My dad is now 75 years old, 3/4 of the way to the magic 100, and he’s a really optimistic guy so I have a feeling that one day I’ll be asking him what it’s like to be 100. I think, though, that there is something very poetic about imagining him as a young man in 1957, going out into the world with a new, leather suitcase. We all know how quickly personal baggage fills up our lives and how heavy, heavy, heavy it can seem, how sometimes it seems like just too much to carry. It can be discouraging to remember how light things were when we were younger and all the world was in front of us. We had a brand new suitcase and everything seemed possible… Then we grew up and and began to wonder why our suitcase is so heavy but is always half-empty.
It’s funny sometimes to encounter people who don’t exercise. They can be a really pessimistic bunch. They’ll say things to me like, “Well, just wait until your knees go bad… wait until you turn 50… wait until your back starts to bother you… wait until… blah, blah, blah.” You can get the eye rolls for talking about weekly miles or for being 5 minutes late because you tried to squeeze in a quick workout before a meeting. People will ask me things like, “So, what are you gonna do when you can’t run anymore, huh?
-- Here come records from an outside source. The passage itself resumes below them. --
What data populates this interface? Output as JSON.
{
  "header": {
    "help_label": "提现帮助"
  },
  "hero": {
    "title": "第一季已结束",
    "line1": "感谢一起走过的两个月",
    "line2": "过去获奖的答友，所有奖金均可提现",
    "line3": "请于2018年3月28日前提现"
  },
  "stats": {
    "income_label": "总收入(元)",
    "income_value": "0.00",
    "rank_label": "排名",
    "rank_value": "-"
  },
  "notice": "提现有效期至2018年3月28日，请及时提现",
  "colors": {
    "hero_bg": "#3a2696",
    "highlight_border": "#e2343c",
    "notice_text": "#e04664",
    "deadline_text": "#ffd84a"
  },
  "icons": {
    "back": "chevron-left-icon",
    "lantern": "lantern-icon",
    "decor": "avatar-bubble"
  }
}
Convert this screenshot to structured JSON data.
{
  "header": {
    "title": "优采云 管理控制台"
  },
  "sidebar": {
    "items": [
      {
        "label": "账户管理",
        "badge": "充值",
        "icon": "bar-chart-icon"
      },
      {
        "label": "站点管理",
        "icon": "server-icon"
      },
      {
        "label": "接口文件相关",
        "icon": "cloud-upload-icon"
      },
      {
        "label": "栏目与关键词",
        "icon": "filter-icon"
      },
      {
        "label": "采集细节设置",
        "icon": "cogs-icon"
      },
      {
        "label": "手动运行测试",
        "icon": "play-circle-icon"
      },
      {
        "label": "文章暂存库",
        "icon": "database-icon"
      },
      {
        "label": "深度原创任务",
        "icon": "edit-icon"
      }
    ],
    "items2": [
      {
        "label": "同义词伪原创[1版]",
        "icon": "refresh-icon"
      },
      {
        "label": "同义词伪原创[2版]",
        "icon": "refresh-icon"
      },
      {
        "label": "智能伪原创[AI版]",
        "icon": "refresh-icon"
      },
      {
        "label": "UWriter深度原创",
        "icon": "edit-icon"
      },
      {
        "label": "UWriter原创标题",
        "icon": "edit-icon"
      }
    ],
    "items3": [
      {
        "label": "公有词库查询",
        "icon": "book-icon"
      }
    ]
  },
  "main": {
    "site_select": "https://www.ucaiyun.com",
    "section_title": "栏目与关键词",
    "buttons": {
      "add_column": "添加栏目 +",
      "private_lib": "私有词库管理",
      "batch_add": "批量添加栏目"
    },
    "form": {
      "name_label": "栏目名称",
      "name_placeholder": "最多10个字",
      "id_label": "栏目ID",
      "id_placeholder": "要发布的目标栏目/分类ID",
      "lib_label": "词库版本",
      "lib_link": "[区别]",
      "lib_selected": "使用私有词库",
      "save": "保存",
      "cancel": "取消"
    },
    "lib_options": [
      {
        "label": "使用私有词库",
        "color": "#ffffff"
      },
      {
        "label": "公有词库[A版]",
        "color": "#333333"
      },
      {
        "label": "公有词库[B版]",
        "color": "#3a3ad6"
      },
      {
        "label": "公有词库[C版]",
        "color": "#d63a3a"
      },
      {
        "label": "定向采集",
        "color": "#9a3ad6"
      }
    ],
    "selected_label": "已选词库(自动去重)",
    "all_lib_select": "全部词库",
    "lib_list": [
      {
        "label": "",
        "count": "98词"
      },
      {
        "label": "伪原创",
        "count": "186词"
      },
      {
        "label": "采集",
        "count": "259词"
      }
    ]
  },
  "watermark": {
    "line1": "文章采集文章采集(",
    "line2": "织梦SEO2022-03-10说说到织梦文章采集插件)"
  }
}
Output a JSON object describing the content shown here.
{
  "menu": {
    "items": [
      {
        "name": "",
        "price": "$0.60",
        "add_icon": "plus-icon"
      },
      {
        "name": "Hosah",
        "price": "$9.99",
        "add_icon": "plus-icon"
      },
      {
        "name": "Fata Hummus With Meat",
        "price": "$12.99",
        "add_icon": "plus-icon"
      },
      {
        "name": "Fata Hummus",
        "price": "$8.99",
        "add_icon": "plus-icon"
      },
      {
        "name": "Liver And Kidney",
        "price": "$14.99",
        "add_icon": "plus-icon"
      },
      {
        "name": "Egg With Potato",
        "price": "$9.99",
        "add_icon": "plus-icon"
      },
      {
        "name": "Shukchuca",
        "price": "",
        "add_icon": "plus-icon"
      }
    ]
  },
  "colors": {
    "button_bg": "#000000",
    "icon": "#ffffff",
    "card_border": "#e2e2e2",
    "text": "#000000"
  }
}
Then, whaddaya gonna do, huh? Whaddaya gonna do then?!” If I think too much about these kinds of thoughts, I’ll admit, I can get a little pessimistic and begin to think, yeah, I mean, really, why bother? You know, pass me the remote control already!
But, here’s the thing: I want my suitcase to be half-full, not half-empty. The way I figure it is, I know I can’t throw the dang thing away, but I think there’s just enough weight inside of it to make it useful for the tricep kick-backs that are keeping those middle-aged batwings at bay. Just enough weight in it to hold over my head for some squats to keep the derriere in check. Just enough weight inside of it to remind me of the 40 lbs. I began to lose 12 years ago when I started running. Back then, I couldn’t even run a half a mile, but I tried to anyway. And when I can’t run, I’ll walk. When I can’t walk, I’ll ride my bike. When I can’t ride my bike, I’ll swim. When I can’t swim, well, by the time 2068 comes around, find me and my suitcase and I’ll tell you exactly what I’ll do.
It was frosty this morning! Winter is on the way and it’s going to be beautiful. Just ask Alice: “Every day in life is beautiful… every day. That we are here, we can speak about everything… huh? It’s beautiful.”
TRY THIS WEEK: Swimming, biking, walking or running your way to 100.